To nękanie, w dodatku za pomocą podstępu - mówią uczestniczki Strajku Kobiet, a mówią tak o działaniu wymiaru sprawiedliwości. Chodzi o wezwania wysyłane do organizatorek lokalnych protestów - w tym do najmłodszych. Jest wśród nich licealistka. Kara to nawet osiem lat więzienia. Materiał magazynu "Polska i Świat".
- Osoby protestujące są zastraszane i tego nie da się ukryć – mówi 18-letnia Laura Kwoczała, która wraz z dwoma innymi kobietami zeznawała na komendzie w sprawie organizacji Strajku Kobiet w Oleśnicy. Kobiety nie czują się winne. - Nie uważamy, żeby prawo zostało naruszone w ten sposób. Dbałyśmy o bezpieczeństwo wszystkich uczestniczek i uczestników – podkreśla Laura Kwoczała.
Organizatorki protestu zostały wezwane w charakterze świadka, ale w sprawie, która dotyczy przestępstwa - to spowodowanie zagrożenia epidemicznego, za co grozi do ośmiu lat więzienia. - Do tej pory bardzo często nam wręczano zarzuty z Kodeksu wykroczeń, a teraz już sięgają po Kodeks karny. Już od razu jadą z grubej rury – ocenia Klementyna Suchanow z Ogólnopolskiego Strajku Kobiet.
Kobiety z Oleśnicy wspiera Agnieszka Holland. - Szczególnie jest to moim zdaniem obrzydliwe, jeżeli się atakuje osoby, które nie mają możliwości obrony, szczególnie w mniejszych miejscowościach, gdzie tego typu protesty wymagają szczególnej odwagi, gdzie szczególnie łatwo jest znaleźć się w sytuacji osamotnienia – mówi.

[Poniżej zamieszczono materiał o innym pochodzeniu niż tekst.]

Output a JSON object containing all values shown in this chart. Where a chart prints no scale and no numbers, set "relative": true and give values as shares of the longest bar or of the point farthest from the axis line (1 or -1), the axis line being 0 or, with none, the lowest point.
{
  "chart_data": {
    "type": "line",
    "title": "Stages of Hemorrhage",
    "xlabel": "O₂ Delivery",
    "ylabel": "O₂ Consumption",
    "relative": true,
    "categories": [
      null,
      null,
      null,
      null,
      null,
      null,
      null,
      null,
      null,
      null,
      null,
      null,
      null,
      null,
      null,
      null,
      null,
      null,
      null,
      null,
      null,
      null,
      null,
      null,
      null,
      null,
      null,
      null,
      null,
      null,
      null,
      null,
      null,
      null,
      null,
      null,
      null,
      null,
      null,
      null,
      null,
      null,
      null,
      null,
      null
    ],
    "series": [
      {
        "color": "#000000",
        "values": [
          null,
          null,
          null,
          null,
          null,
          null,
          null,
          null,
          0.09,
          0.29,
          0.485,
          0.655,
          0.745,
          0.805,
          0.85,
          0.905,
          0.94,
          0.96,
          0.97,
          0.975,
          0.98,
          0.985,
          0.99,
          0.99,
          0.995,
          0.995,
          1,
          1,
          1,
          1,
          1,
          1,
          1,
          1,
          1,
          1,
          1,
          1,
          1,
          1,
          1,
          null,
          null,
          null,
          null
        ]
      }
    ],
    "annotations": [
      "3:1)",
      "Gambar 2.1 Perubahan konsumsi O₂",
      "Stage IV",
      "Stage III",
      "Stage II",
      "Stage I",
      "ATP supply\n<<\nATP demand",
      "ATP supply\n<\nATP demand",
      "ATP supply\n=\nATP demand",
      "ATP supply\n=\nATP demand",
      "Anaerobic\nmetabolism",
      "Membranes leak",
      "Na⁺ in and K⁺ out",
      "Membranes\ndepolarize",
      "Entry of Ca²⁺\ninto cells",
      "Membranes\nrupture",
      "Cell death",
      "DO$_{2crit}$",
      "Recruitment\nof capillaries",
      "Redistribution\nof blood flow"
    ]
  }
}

Reżyserka jest wśród ponad 130 osób, które podpisały się pod apelem Zielonych "Stop Represji i Zastraszaniu" - to apel do policjantów, prokuratorów i sędziów.
- To nie jest tylko wylegitymowanie przez policję, mandat. To jest odpowiedzialność karna – zwraca uwagę Małgorzata Tracz z Zielonych. To też kolejna sytuacja, po 17-latku w Warszawie i 14-latku z Krapkowic, w której osoby młode mają do czynienia z policją w związku ze Strajkiem Kobiet. - Dla mnie jest to nieetyczne, że trzy młode dziewczyny z małej miejscowości, które walczą o swoje prawa, które tak jak Laura mają przed sobą maturę, są wzywane na policję i mam nadzieję że nie, ale być może będą oskarżone o bardzo poważne zarzuty – dodaje Małgorzata Tracz.

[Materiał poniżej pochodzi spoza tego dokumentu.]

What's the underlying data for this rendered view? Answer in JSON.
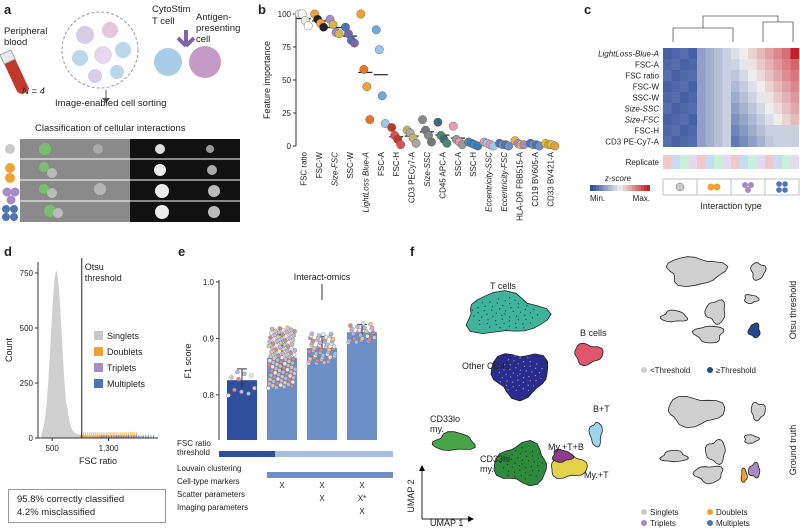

Prawo i Sprawiedliwość tłumaczy, że wszyscy są równi wobec prawa. - Skala ich protestów jest tak duża, że wydaje mi się, że policja postępuje niezwykle łagodnie – mówi Piotr Kaleta z Prawa i Sprawiedliwości. - Do końca nie jestem pewien, czy tak powinno być, bo abstrahując od wieku uczestników, tylko trzeba stanowczo podchodzić do chuligańskich wybryków, które mają miejsce na tak zwanych strajkach kobiet – dodaje.
"To my za tym stoimy, a do nas nie przyszli"
Ogólnopolski Strajk Kobiet uważa, że osoby młode z małych miejscowości przesłuchiwane są nieprzypadkowo. - My mamy po 40 lat i nas nikt nie wzywa. Przecież wszyscy wiedzą, cała Polska wie, że to my za tym stoimy, a do nas nie przyszli – mówi Klementyna Suchanow.
Kobiety z Oleśnicy dostały od Ogólnopolskiego Strajku Kobiet wsparcie prawnika. Odmówiły składania wyjaśnień w obawie przed ewentualnym późniejszym postawieniem im zarzutów. Tego prokuratura zrobić nie może, ale może co innego – adwokat Aleksandra Kutyma zwraca uwagę, że "organ zyskuje wiedzę, którą potem może wykorzystać wobec osób trzecich". Prokurata Rejonowa w Oleśnicy na razie nie zabiera głosu.